Noorden

Jennifer Gittins and Michael van den Winkel have cornered the (admittedly small) Toronto market for Dutch-Indonesian cuisine. The kitchen of Little Sister, their midtown bar, turns out stunningly complex Indonesian stews and skewered meats. Across Yonge, they recently replaced Quince, a nice—if generic—bistro, with Noorden, which has a more emphatically Dutch, potato-driven menu that forays into Southeast Asia.

Jennifer Gittins and Michael van den Winkel.

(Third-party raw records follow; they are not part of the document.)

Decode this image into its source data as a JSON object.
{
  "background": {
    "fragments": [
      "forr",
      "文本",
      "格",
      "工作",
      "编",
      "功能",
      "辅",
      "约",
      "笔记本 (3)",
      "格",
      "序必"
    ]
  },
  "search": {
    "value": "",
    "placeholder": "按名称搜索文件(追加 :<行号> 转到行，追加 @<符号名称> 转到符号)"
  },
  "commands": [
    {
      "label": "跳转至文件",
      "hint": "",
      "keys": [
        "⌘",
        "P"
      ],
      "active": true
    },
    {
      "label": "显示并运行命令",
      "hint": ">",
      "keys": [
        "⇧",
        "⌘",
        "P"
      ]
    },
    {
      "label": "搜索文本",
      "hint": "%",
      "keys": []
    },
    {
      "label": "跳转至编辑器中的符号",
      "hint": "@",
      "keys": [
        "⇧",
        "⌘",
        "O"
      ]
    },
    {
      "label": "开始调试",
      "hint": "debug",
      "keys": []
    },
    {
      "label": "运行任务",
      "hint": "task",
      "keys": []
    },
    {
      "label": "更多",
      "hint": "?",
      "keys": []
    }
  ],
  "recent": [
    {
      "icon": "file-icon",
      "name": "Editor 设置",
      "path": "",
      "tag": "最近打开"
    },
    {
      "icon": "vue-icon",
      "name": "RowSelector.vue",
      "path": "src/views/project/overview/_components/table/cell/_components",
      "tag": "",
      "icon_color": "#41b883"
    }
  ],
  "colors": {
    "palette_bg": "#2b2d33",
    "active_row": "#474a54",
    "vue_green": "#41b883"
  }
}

I recommend going with a group of friends—no low-carb dieters allowed—and sharing everything on the menu, especially the bitterballen (potato croquettes with hot mustard), ribs glazed with sambal, grilled cabbage (more sambal, plus the heat of rendang oil), ribbons of squash carpaccio with candied pepitas and micro-cubes of beet (for a light breather), and a “stamppot” (a mashed-potato boat filled with gravy and smoky bacon). One forkful will fill you up for a week.

The gut-busting rijsttafel feast at Noorden, for groups of six or more, includes 20-plus dishes—and a hefty helping of potatoes and rice for good measure.

This is drinking food, best accompanied by a gin cocktail (the bar offers 50-plus varieties). I killed a budding cold with an Angry Dutchman, which combines Bols Genever, elderflower liqueur and an over-generous dose of chili water. And I’m pres­ently taking names for a rijsttafel—a book-ahead 23-dish feast of rice, meat and, yes, potatoes.

2110 Yonge St., 416-488-2110, noordento.com

The genever-based Angry Dutchman cocktail combines Bols with elderflower liqueur and a bold splash of chili water.